Palais Garnier, 28 avril
Marc-Antoine Charpentier et William Christie : une longue et belle histoire, une histoire d’amour, pourrait-on dire, tant le chef franco-américain a magnifiquement servi un compositeur qu’il est encore nécessaire de défendre. Maintes fois à la scène, et par deux fois au disque (Harmonia Mundi, 1984 & Erato, 1994), il a mis Médée à l’honneur. Dans la fosse, il est le principal triomphateur de ce spectacle, qui marque l’entrée d’un chef-d’œuvre au répertoire de l’Opéra National de Paris.
Un son généreux, qui peut passer de l’opulence à la délicatesse : l’ensemble Les Arts Florissants, chœur et orchestre, est en grande forme, offrant à la partition des couleurs variées. Cela participe à la crédibilité dramatique de cette « tragédie lyrique » (Paris, 1693), dont le livret, dû à Thomas Corneille, est d’une implacable force théâtrale. La direction gagne en intensité, au fur et à mesure du développement de l’intrigue, sans rien perdre du charme mélodique propre à Charpentier, pour atteindre son sommet dans les derniers instants, alors que la vengeance de Médée est accomplie.
Le spectacle est nouveau pour l’Opéra National de Paris, mais la production date, en fait, de février 2013 – David McVicar l’avait, alors, conçue pour l’English National Opera –, et fut redonnée, au Grand Théâtre de Genève, en avril 2019 (voir O. M. n° 151 p. 46 de juin). Supprimer le Prologue, hommage à Louis XIV, peut se comprendre aujourd’hui. Mais situer l’action pendant la Seconde Guerre mondiale la rend-elle vraiment plus accessible à des spectateurs contemporains ? On peut en douter.
Cela fonctionne, malgré tout, parce que le professionnalisme du metteur en scène britannique est évident, jusque dans les moindres détails. Des idées parfois amusantes, un glissement léger, mais réussi, vers le fantastique, lorsque Médée, l’amoureuse trahie, commence à céder la place à la magicienne, une direction d’acteurs millimétrée, le prouvent. Moins convaincante, en revanche, la chorégraphie de Lynne Page, reprise ici par Gemma Payne, clin d’œil sans grand relief aux comédies musicales de l’époque.

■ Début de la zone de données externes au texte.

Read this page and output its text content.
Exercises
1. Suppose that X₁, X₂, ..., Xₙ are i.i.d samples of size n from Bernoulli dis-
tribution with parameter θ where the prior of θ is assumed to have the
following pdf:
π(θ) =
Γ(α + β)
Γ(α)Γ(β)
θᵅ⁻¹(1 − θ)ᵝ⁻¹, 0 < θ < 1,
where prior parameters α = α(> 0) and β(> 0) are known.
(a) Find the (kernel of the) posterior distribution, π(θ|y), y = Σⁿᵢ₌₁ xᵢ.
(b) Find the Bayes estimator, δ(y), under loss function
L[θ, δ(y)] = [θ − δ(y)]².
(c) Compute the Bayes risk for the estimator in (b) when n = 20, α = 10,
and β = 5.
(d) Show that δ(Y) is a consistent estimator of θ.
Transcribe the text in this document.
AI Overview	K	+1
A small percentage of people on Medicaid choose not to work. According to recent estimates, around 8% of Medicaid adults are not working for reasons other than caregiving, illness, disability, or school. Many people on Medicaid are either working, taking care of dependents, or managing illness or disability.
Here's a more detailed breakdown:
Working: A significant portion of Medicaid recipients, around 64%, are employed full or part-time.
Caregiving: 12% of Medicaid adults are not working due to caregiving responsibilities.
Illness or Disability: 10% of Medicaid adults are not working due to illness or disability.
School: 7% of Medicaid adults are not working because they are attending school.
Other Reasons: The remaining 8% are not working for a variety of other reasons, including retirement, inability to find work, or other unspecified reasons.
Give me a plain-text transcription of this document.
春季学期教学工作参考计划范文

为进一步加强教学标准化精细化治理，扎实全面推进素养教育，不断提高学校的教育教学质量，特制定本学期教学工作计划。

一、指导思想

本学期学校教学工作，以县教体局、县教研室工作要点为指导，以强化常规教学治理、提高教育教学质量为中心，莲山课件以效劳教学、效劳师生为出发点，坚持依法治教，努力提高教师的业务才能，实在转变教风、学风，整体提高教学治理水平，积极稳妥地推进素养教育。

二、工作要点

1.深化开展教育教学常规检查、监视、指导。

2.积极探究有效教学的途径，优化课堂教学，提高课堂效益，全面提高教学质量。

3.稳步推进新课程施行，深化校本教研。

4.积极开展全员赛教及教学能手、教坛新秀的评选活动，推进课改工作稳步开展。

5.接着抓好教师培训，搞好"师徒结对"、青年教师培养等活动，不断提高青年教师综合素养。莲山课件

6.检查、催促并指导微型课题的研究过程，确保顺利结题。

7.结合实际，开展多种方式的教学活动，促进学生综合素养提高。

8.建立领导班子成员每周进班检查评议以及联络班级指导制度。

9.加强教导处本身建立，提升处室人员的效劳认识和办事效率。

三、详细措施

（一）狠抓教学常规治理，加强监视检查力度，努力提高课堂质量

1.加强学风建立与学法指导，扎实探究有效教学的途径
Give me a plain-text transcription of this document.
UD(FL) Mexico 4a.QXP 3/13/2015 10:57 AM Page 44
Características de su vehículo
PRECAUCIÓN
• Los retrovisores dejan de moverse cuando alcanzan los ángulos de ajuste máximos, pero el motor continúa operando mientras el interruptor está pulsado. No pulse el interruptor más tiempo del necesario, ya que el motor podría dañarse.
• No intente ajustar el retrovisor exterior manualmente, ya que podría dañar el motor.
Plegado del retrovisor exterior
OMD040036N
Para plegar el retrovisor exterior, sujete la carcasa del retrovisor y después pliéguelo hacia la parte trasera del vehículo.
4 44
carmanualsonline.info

Mais ce qui prime, c’est, avant tout, la réussite musicale, celle de l’orchestre, nous l’avons dit, du chœur, préparé avec soin par Thibaut Lenaerts, et des solistes. Jusque dans les rôles secondaires, l’exigence et l’excellence priment, avec, bien sûr, le souci du style, de la déclamation et de la musicalité. Emmanuelle de Negri, émouvante Nérine, Julie Roset, délicieux Amour… On ne pouvait trouver mieux.
Du côté des barytons-basses, l’Argentin Lisandro Abadie est un solide Arcas, et le Canadien Gordon Bintner, un Oronte au verbe mordant. Laurent Naouri fait passer Créon de l’autorité au ridicule, avec un aplomb saisissant. Quant à la soprano portugaise Ana Vieira Leite, elle n’est qu’élégance, douceur et sensibilité en Créuse.
Reinoud Van Mechelen incarne Jason, créé par Louis Gaulard Dumesny, haute-contre comme lui, dont il a, chez Alpha Classics, tracé un formidable portrait discographique. Fièrement projetée, claire et sonore, la voix du ténor belge illumine un phrasé impeccable et expressif.
À Lea Desandre revient d’incarner le rôle-titre – ce qu’elle fait avec un courage et une détermination exemplaires. Certes, dans les notes les plus graves et dans les moments les plus violents, on perçoit quelque fragilité. Certes, si la musicienne est parfaite, la comédienne est encore timide. Il manque à cette Médée une vraie dimension tragique, mais on ne peut que saluer le travail accompli par la jeune mezzo franco-italienne.